Disagreements

I have been noticing disagreement a lot more these days.

Each of us is a unique individual with a unique perspective.  The fact that we can agree at all sometimes seems a miracle.  I remember a conversation I had with one of my children on the subject of religion.  Their view of it was nowhere close to mine, but we conversed civilly and listened to each other with respect.  This is how I would expect most adults to communicate, and in general over the ages we have learned to come together on matters of common interest and have been able to reach agreements.  But lately I worry if we have lost that ability, or discarded it willingly, in both religious settings and in political ones.
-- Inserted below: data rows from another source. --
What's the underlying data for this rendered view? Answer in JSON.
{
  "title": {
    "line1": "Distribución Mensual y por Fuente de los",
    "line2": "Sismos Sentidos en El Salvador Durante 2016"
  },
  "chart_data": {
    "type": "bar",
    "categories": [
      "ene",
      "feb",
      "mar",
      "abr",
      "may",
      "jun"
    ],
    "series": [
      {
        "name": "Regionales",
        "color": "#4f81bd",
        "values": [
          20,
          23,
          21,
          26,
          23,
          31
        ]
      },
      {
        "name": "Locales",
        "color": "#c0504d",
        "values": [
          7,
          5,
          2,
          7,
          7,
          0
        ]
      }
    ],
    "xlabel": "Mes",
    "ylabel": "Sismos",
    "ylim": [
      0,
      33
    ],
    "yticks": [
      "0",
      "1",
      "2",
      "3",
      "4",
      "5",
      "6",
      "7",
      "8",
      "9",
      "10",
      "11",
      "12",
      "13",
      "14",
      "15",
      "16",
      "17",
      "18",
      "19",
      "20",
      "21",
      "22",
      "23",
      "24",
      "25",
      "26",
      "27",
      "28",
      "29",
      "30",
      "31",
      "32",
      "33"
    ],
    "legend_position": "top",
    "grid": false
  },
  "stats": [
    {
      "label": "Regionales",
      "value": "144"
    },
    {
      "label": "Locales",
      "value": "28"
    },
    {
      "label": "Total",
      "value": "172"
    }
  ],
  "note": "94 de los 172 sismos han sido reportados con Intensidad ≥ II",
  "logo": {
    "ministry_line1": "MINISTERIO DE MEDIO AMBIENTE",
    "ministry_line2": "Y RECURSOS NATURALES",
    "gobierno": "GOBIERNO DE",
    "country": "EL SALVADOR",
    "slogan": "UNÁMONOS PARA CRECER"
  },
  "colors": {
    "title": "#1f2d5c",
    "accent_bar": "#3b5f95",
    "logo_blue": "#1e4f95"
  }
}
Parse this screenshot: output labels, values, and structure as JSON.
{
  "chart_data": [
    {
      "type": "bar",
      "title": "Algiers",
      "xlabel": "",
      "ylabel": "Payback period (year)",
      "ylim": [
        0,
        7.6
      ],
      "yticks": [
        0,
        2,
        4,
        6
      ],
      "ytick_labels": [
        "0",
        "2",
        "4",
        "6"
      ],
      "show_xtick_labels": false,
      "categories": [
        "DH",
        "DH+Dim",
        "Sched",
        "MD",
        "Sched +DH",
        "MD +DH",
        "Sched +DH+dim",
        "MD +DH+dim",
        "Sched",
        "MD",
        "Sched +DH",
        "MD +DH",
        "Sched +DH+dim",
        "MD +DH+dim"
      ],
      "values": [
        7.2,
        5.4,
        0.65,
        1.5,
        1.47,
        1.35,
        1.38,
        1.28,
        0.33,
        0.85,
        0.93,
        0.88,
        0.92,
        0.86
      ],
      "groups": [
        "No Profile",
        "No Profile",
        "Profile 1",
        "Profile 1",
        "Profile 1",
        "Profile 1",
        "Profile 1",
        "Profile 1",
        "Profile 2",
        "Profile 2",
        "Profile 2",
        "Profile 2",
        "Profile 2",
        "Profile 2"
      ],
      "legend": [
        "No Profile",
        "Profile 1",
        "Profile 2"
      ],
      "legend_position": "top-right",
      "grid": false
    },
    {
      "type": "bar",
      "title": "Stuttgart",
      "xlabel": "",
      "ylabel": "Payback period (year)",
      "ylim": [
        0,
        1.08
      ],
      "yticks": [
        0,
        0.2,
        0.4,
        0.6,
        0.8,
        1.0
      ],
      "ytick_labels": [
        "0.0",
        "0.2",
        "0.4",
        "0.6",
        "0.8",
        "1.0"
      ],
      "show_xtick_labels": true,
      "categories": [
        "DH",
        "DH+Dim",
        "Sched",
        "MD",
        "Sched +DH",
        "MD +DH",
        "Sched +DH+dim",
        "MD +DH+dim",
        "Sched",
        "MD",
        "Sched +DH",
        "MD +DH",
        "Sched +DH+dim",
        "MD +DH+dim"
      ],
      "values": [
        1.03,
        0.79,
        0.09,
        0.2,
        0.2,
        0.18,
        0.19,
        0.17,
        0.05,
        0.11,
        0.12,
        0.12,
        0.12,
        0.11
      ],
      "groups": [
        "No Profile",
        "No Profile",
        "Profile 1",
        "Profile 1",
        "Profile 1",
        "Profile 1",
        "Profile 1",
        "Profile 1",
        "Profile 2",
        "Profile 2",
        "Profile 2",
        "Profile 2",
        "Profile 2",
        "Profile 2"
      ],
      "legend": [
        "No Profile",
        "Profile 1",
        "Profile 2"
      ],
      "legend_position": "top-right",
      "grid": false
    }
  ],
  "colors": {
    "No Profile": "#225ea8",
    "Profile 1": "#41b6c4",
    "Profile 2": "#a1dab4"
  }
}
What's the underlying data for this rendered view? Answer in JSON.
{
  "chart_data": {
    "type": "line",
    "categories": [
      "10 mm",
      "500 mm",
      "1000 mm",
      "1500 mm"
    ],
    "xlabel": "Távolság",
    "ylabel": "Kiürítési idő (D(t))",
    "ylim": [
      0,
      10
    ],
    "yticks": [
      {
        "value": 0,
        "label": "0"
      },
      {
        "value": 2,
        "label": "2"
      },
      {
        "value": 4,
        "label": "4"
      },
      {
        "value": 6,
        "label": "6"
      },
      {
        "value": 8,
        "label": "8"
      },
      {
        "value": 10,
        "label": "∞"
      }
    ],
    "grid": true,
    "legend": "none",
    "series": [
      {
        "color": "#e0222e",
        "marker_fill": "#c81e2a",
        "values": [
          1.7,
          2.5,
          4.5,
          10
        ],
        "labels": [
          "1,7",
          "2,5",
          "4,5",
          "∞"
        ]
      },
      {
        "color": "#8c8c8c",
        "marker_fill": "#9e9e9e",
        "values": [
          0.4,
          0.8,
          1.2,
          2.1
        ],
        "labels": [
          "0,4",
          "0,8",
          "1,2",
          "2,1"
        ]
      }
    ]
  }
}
The very political Kavanaugh hearings have been in the news lately and on several levels they have been discouraging.  There is so much contention in them and in the public’s reaction to them.  I have seen videos, which if they are to be believed, portray people who cannot have a dispassionate, respectful discussion regarding topics raised at the hearings and also are somehow able to continue speaking for minutes on end with hardly a pause for taking a breath.  I have also read of a comedian on the Texas Christian University (TCU) campus, who posted a controversial (to some) sign and seated himself to engage with passerbys.  Apparently this was such a polarizing event, that the administration felt the need to distance themselves from him and, I believe, offered counseling for TCU community members who were negatively affected.

I am involved in a religious community, which has been striving to decide upon a statement of principles and it has been a time of much bickering and infighting.  I thought that these words pointed out the problem and the solution as well:  “For you to unite I must admonish and instruct you, for my will is to have you love one another. As people, you lack the ability to respectfully disagree among one another. You are as Paul and Peter, whose disagreements resulted in jarring and sharp contentions. Nevertheless they both loved me and I loved them. You must do better.”

Do we have the ability to respectfully disagree?  Do those with whom we converse know that we love them even when we do disagree with them?